Mopsey,
No one knows where your h is in his crisis and that's why it's so very important to continue on w/your life and continue to keep the focus on you and your children. Your h has made a step in the right direction by seeking assistance. Yes, the meds are going to take some time for adjustment, but if he's mixing them w/alcohol, that's not good.

The therapist will listen and helpy your h explore the areas of his life and give him plenty to think about. The huge question will be--Will he continue or will he give up too early and use every excuse in the books not to go? It's too soon to tell what the outcome will be on his treatment, but I do hope and pray that he will continue. He needs to explore what's eating at him so that he can find a way to accept himself, his past life and move forward and be reunited w/his family.

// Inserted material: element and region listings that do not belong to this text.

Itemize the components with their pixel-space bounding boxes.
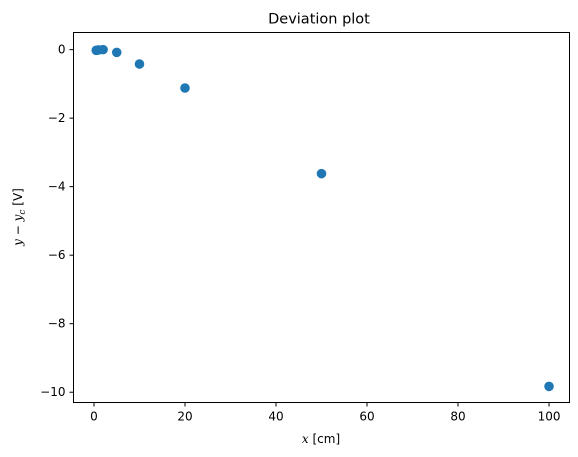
y-tick-label: 0 xyxy=(58,43,66,57)
x-tick-label: 100 xyxy=(538,410,561,424)
x-ticks: 0 20 40 60 80 100 xyxy=(90,402,561,424)
y-tick-label: −4 xyxy=(48,180,66,194)
y-ticks: 0 −2 −4 −6 −8 −10 xyxy=(40,43,74,399)
data-point-3 xyxy=(111,47,122,58)
y-tick-label: −6 xyxy=(48,248,66,262)
data-point-6 xyxy=(316,168,327,179)
y-tick-label: −8 xyxy=(48,317,66,331)
data-point-7 xyxy=(544,381,554,392)
y-tick-label: −2 xyxy=(48,111,66,125)
data-point-5 xyxy=(180,83,190,93)
points-layer xyxy=(91,44,554,392)
x-tick-label: 60 xyxy=(359,410,374,424)
data-point-4 xyxy=(134,59,145,69)
chart-title: Deviation plot xyxy=(268,12,370,28)
x-tick-label: 80 xyxy=(450,410,465,424)
x-tick-label: 40 xyxy=(268,410,283,424)
data-point-2 xyxy=(98,44,108,55)
y-tick-label: −10 xyxy=(40,385,65,399)
x-tick-label: 20 xyxy=(177,410,192,424)
plot-frame xyxy=(73,32,570,403)
x-axis-label: x [cm] xyxy=(302,432,340,446)
y-axis-label: y − yc [V] xyxy=(11,188,28,247)
x-tick-label: 0 xyxy=(90,410,98,424)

As for you and the children, it sounds like you have Christmas ready to rock and roll. If you h doesn't mention his family's activities, pick up the phone and ask what they are planning and see if the door will open a bit for you to ask if the children can attend. Mopsey, there is one thing I learned a long time ago, don't assume that your man in crisis will do everything the way he use to. You can't rely on him, especially right now. You must rely on yourself at all times and that's why you may need to call your inlaws to see what's happening so that your children aren't left out.

Rest and enjoy the day, for tomorrow will bring another busy one for you w/the count down to Christmas.


Sit quietly, the answers will reveal themselves when you least expect them to.
The past is gone, the present is a gift and you need to focus on today, allow the future to reveal itself when it is ready.